Мы должны выпускать сложное гражданское оборудование, того же, примерно, уровня, что и основная наша продукция. В конце 1980-х годов меня заинтересовала медицинская техника. Как-то Наталья Петровна Бехтерева на встрече с членами Российской академии наук посетовала, что не удается изготовить стереотаксический манипулятор. Мол, обратилась с такой идей к ЛОМО, а у них ничего не получилось. Я приехал к ней в институт, посмотрел манипулятор. И через полтора года мы создали свой: разработали конструкцию, технологию, сделали образцы. Дальше оказалось, что в России наша разработка не востребована, ставка в здравоохранении делается на импортную технику. Помог кризис 1998 года: курс валюты резко вырос, и мы поставили порядка 20 своих систем в нейрохирургические клиники страны. Системы назывались "Ореол", они и поныне используются в нейрохирургами ИМЧ РАН, Военно-медицинской академии.
Спустя почти 20 лет, когда государство поставило перед оборонными предприятиями задачу диверсификации, мы вернулись к медицинской тематике, начав разработку роботизированных систем. Сегодня нейрохирургическое оборудование у нас разрабатывает компактный молодой коллектив: конструктор и три инженера во главе с лидером, отличным специалистом по следящим системам. Наши инженеры работают в тесном контакте с докторами ИМЧ РАН. Меньше чем за год были разработаны экспериментальные образцы медтехники. Мы создали не только стереотаксический роботизированный манипулятор, но и криодеструктор, с помощью которого осуществляется заморозка патологических участков головного мозга. Этот комплекс оборудования позволяет спасать пациентов с заболеваниями центральной нервной системы, злокачественными новообразованиями. Установки прошли уже ряд испытаний, на очереди клинические исследования.

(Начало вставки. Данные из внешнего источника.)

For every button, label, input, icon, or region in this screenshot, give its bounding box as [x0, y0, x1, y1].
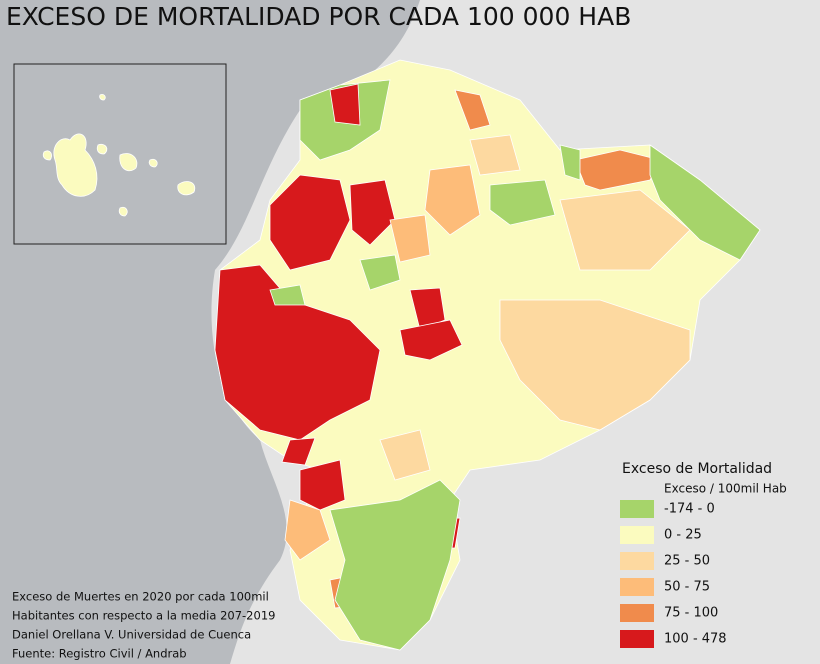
legend-swatch [620, 526, 654, 544]
region [424, 164, 481, 236]
legend-swatch [620, 578, 654, 596]
region [469, 134, 521, 176]
note-line: Fuente: Registro Civil / Andrab [12, 647, 187, 661]
island [42, 150, 52, 161]
island [99, 94, 106, 101]
region [379, 429, 431, 481]
legend-swatch [620, 630, 654, 648]
galapagos [42, 94, 196, 217]
note-line: Habitantes con respecto a la media 207-2… [12, 609, 275, 623]
region [349, 179, 396, 246]
region [399, 319, 463, 361]
legend-swatch [620, 552, 654, 570]
legend-label: 0 - 25 [664, 528, 702, 543]
legend: Exceso de Mortalidad Exceso / 100mil Hab… [620, 461, 787, 648]
island [96, 143, 108, 155]
region [329, 83, 361, 126]
note-line: Exceso de Muertes en 2020 por cada 100mi… [12, 590, 269, 604]
legend-swatch [620, 500, 654, 518]
region [281, 437, 316, 466]
region [269, 174, 351, 271]
legend-subtitle: Exceso / 100mil Hab [664, 482, 787, 496]
island [119, 153, 138, 172]
region [389, 214, 431, 263]
note-line: Daniel Orellana V. Universidad de Cuenca [12, 628, 251, 642]
legend-swatch [620, 604, 654, 622]
island [53, 133, 98, 197]
legend-label: 75 - 100 [664, 606, 718, 621]
region [559, 144, 581, 181]
notes: Exceso de Muertes en 2020 por cada 100mi… [12, 590, 275, 661]
region [489, 179, 556, 226]
region [409, 287, 446, 331]
region [559, 189, 691, 271]
legend-label: 25 - 50 [664, 554, 710, 569]
region [284, 499, 331, 561]
island [118, 206, 128, 217]
region [359, 254, 401, 291]
region [649, 144, 761, 261]
legend-label: 100 - 478 [664, 632, 727, 647]
region [329, 479, 461, 651]
region [454, 89, 491, 131]
legend-label: 50 - 75 [664, 580, 710, 595]
legend-label: -174 - 0 [664, 502, 715, 517]
legend-title: Exceso de Mortalidad [622, 461, 772, 477]
region [499, 299, 691, 431]
map-title: EXCESO DE MORTALIDAD POR CADA 100 000 HA… [6, 2, 631, 31]
region [574, 149, 661, 191]
region [269, 284, 306, 306]
region [299, 459, 346, 511]
island [177, 181, 196, 196]
ecuador-map [214, 59, 761, 651]
island [148, 158, 158, 168]
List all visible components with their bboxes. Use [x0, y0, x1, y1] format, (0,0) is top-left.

– Как планируете продвигать медтехнику?
– Это большая проблема, ведь отечественное здравоохранение ориентировано на закупку импортного оборудования. Мы начали с того, что выбрали 3-4 медицинских учреждения, с которыми согласовываем конфигурацию разрабатываемой техники. И именно в эти организации будут направлены первые серийные образцы. Кроме того, на конференциях нейрохирургов и выставках мы демонстрируем систему, объясняем её преимущества. И пока встречаем положительные отклики.
Мы понимаем, что находимся в том же положении, что и большинство оборонных предприятий, и при разработке гражданской техники не можем рассчитывать на финансовую помощь. Деваться некуда, разрабатываем за свой счёт. А вот поддержку для продвижения комплексов на рынок получить надеемся. Юрий Иванович Борисов об этом уже говорил. К сожалению, наш внутренний медицинский рынок небольшой, на экономике предприятия медицинское направление всерьёз не скажется. Но наша медтехника – это действительно высокотехнологичное оборудование, продукция нашего класса.
– Экспортировать нейрохирургические комплексы не планируете?
– Опыт говорит, что пока система не стала широко использоваться внутри страны, заниматься экспортом бессмысленно. Но уже сейчас в тех странах, где работаем по основной тематике, постепенно распространяем информацию о своих медицинских системах.
– Большая проблема для наших экспортеров – создание сервисной сети и поставка запчастей…
– Да, это главное. Система, когда заказчик вынужден год-полтора ждать замены или ремонта вышедшего из строя модуля – ненормальная система. Один из членов нашей новой Корпорации морского приборостроения имеет положительный опыт создания совместных предприятий за рубежом. И мы рассчитываем, что этот опыт будет расширен на все предприятия.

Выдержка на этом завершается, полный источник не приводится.